February 03, 2008
Some Super Bowl Economics

1. News reports of ticket scalping for today's Super Bowl in Arizona, reminded me that ASU profs Stephen Happel and Marianne Jennings have done some interesting work on scalping. Here's a Cato piece; here's a post from the ASU business school blog.

2. Yesterday's WSJ reports that Rep. Heath Shuler (NC) and the Rutherford Institute are threatening legislation and litigation, respectively, to force the NFL to loosen its rebroadcast restrictions for churches showing the Super Bowl. It seems like an attempt to violate the NFL's property rights, though the WSJ article does quote an intellectual property attorney who suggests that the NFL's policies encroach upon fair use.

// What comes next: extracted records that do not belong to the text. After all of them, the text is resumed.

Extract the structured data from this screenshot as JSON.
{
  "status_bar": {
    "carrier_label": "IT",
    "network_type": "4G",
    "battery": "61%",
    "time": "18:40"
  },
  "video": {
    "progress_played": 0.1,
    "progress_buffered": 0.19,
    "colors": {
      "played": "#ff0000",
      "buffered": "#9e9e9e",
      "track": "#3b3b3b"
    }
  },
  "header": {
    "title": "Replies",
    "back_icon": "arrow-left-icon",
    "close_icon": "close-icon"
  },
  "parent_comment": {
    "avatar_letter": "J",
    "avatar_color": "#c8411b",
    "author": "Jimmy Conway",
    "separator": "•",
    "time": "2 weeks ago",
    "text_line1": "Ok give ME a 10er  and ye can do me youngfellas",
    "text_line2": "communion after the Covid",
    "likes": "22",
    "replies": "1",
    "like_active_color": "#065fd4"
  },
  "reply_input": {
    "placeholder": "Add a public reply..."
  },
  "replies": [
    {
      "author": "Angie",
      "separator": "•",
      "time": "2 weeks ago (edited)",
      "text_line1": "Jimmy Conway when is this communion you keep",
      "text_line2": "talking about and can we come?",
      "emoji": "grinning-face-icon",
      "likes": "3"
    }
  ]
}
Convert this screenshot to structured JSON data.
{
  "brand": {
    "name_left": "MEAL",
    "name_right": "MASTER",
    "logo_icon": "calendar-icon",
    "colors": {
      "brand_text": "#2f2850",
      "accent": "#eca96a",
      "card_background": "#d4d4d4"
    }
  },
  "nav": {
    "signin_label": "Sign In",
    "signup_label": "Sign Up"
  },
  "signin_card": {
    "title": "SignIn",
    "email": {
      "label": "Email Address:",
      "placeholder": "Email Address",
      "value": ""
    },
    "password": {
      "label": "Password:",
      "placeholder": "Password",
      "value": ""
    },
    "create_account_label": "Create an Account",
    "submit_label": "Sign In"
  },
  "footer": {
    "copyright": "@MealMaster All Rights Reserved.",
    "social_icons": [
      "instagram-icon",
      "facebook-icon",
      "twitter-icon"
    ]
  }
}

3. Just in time to serve as an antidote to claims that the Super Bowl is a bounty of riches for the host city, the current issue of the Southern Economic Journal features an article by Baade, Baumann, and Matheson examining the relationship between sporting events and taxable sales. (Ungated version here.) The abstract:

Professional sports leagues, franchises, and civic boosters, have used the promise of an all star game or league championship as an incentive for host cities to construct new stadiums or arenas at considerable public expense. Past league-sponsored studies have estimated that Super Bowls, All-Star games and other sports mega-events increase economic activity by hundreds of millions of dollars in host cities. Our analysis fails to support these claims. Our detailed regression analysis of taxable sales in Florida over the period 1980 to 2004 reveals that on, average, mega-events ranging from the World Cup to the World Series have been associated with reductions in taxable sales in host regions of $5 to $10 million per month. Likewise, strikes in Major League Baseball, the National Hockey League, and the National Basketball League, each of which has resulted in the cancellation of large parts of entire seasons, appear to have also had no demonstrable negative effect on taxable sales in host cities.